When an RC boat misbehaves the first step is to observe specific symptoms so you can isolate hull, electrical or propulsion issues, and this guide focuses on the common failure modes around hull shapes, waterproof ESCs, outrunners versus inrunners and cooling so you can diagnose and fix faults efficiently.

Hull shape dictates handling and many apparent motor problems trace back to the hull rather than the powertrain, and you should check whether your model is a displacement, planing, catamaran or tunnel hull as each has different signs of trouble with displacement hulls showing sluggish acceleration if fouled, planing hulls porpoising if trimmed poorly, catamarans showing chine bite on turns, and tunnel hulls cavitating easily when the prop intake is disturbed.

Water ingress and structural issues are common with hulls and can mimic electrical faults, and you should inspect seams, bulkheads and motor mounts for signs of delamination or waterlogging since soft or squashed foam, loose caulking or a failed hatch seal will add drag and upset trim which may be mistaken for underpowered propulsion.

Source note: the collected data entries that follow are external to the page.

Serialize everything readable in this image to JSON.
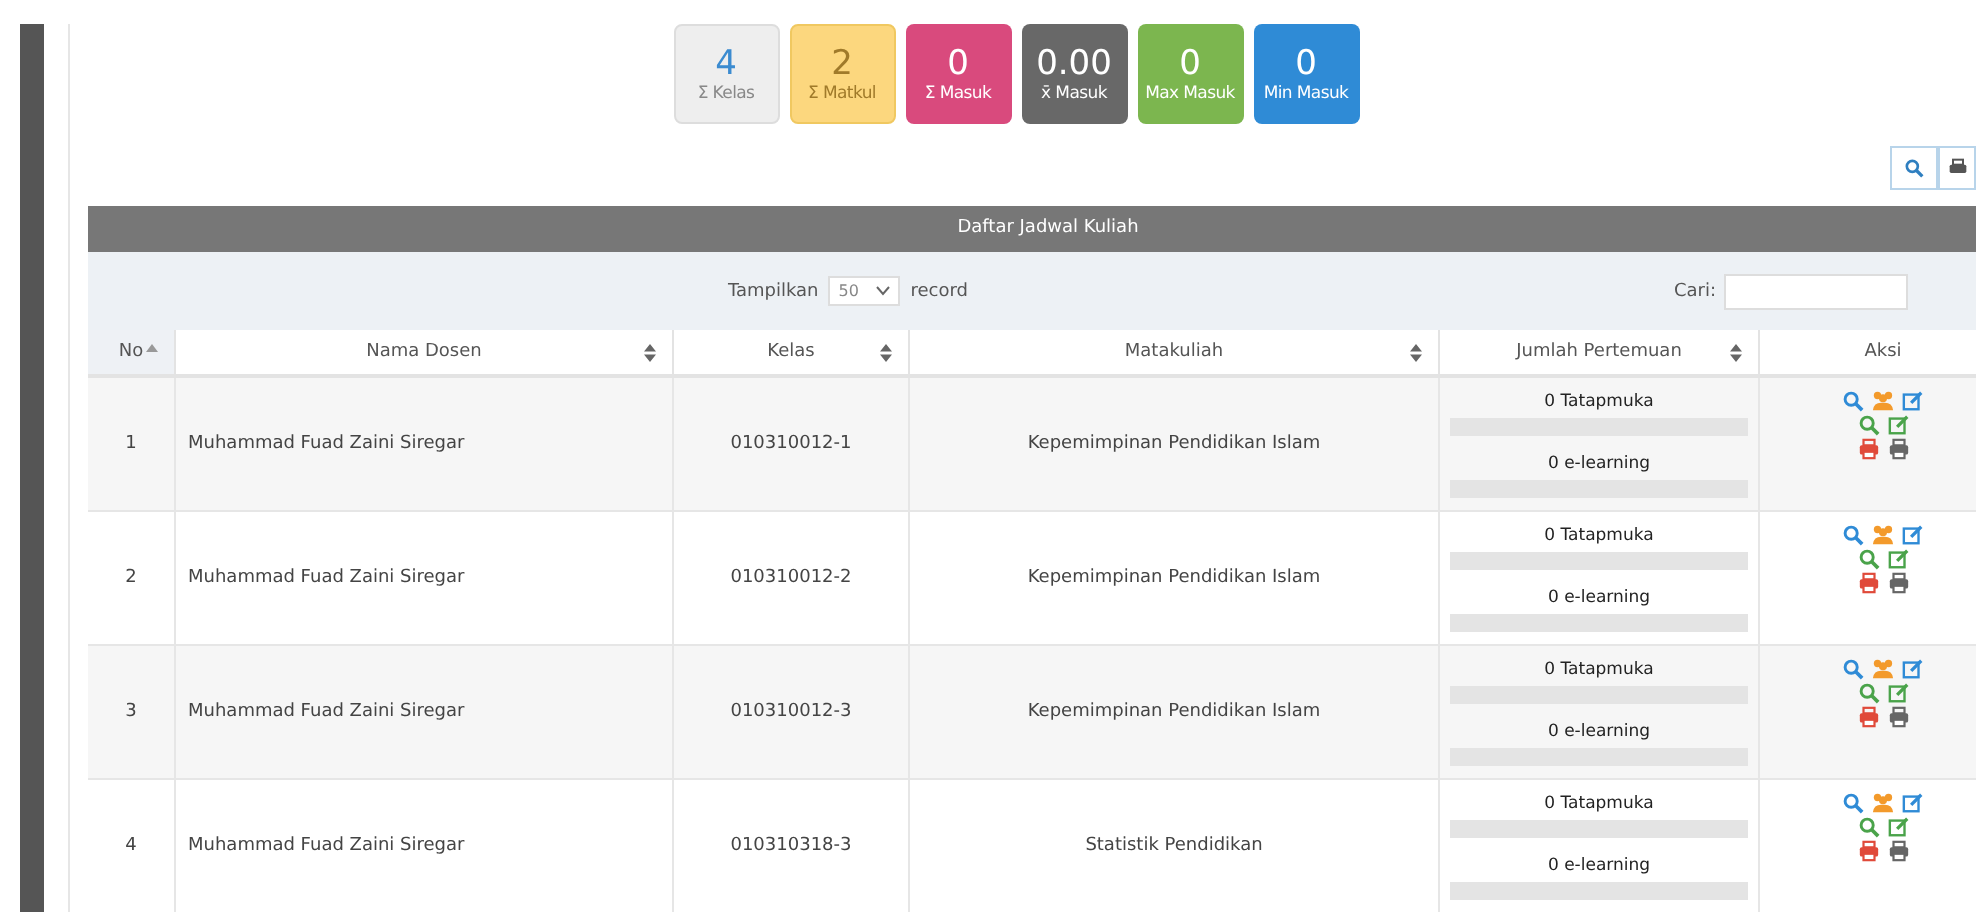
{
  "stats": [
    {
      "value": "4",
      "label": "Σ Kelas",
      "color": "#eeeeee"
    },
    {
      "value": "2",
      "label": "Σ Matkul",
      "color": "#fcd77e"
    },
    {
      "value": "0",
      "label": "Σ Masuk",
      "color": "#d94a7d"
    },
    {
      "value": "0.00",
      "label": "x̄ Masuk",
      "color": "#686868"
    },
    {
      "value": "0",
      "label": "Max Masuk",
      "color": "#7cb64f"
    },
    {
      "value": "0",
      "label": "Min Masuk",
      "color": "#2f8bd6"
    }
  ],
  "table": {
    "title": "Daftar Jadwal Kuliah",
    "length": {
      "prefix": "Tampilkan",
      "value": "50",
      "suffix": "record"
    },
    "search": {
      "label": "Cari:"
    },
    "columns": [
      {
        "label": "No",
        "kind": "ascending"
      },
      {
        "label": "Nama Dosen",
        "kind": "sortable"
      },
      {
        "label": "Kelas",
        "kind": "sortable"
      },
      {
        "label": "Matakuliah",
        "kind": "sortable"
      },
      {
        "label": "Jumlah Pertemuan",
        "kind": "sortable"
      },
      {
        "label": "Aksi",
        "kind": "plain"
      }
    ],
    "rows": [
      {
        "no": "1",
        "dosen": "Muhammad Fuad Zaini Siregar",
        "kelas": "010310012-1",
        "matakuliah": "Kepemimpinan Pendidikan Islam",
        "meetings": [
          {
            "text": "0 Tatapmuka",
            "level": 0
          },
          {
            "text": "0 e-learning",
            "level": 0
          }
        ]
      },
      {
        "no": "2",
        "dosen": "Muhammad Fuad Zaini Siregar",
        "kelas": "010310012-2",
        "matakuliah": "Kepemimpinan Pendidikan Islam",
        "meetings": [
          {
            "text": "0 Tatapmuka",
            "level": 0
          },
          {
            "text": "0 e-learning",
            "level": 0
          }
        ]
      },
      {
        "no": "3",
        "dosen": "Muhammad Fuad Zaini Siregar",
        "kelas": "010310012-3",
        "matakuliah": "Kepemimpinan Pendidikan Islam",
        "meetings": [
          {
            "text": "0 Tatapmuka",
            "level": 0
          },
          {
            "text": "0 e-learning",
            "level": 0
          }
        ]
      },
      {
        "no": "4",
        "dosen": "Muhammad Fuad Zaini Siregar",
        "kelas": "010310318-3",
        "matakuliah": "Statistik Pendidikan",
        "meetings": [
          {
            "text": "0 Tatapmuka",
            "level": 0
          },
          {
            "text": "0 e-learning",
            "level": 0
          }
        ]
      }
    ]
  }
}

Waterproof ESCs reduce risk but are not infallible, and a typical troubleshooting routine for an ESC should include a visual inspection for corroded connectors, a bench test with a known-good battery and motor, checking for intermittent throttle signals and looking for burned components or a strong smell of electronics which indicates internal failure, and if you want parts or walk-throughs for sealing and testing your ESC I cover many waterproof options on WatDaFeck.

Choosing between outrunners and inrunners matters for cooling and gearing and you should remember that outrunners offer more torque at lower RPM and are often simpler to install in surface boats, while inrunners spin faster and usually require a gearbox or direct drive with a water jacket, and when troubleshooting motor problems swap the motor between boats where possible to determine whether the fault follows the motor or stays with the hull and check bearings, shaft alignment and prop balance for vibration or magnet rub.

Cooling failures are a leading cause of ESC and motor shutdowns and you should check the entire cooling chain by verifying that the water pickup is clear and positioned correctly, that hoses are not kinked and that any external heat sinks or fans are unobstructed, and when problems persist use an infrared thermometer or inline temperature sensor to compare input and output water temperature while running under load so you can spot blocked jackets, failing impellers or recirculation of warmed water from shallow ponds.

For a quick troubleshooting checklist, start with the simple checks such as battery voltage and connectors, then confirm that the hull is dry and true, run bench tests on ESC and motor, inspect cooling plumbing and impeller function, replace suspect connectors and apply dielectric grease to improve reliability, and finally perform a controlled sea trial while monitoring temperature and behaviour so you can verify that the repair has cured the original symptom.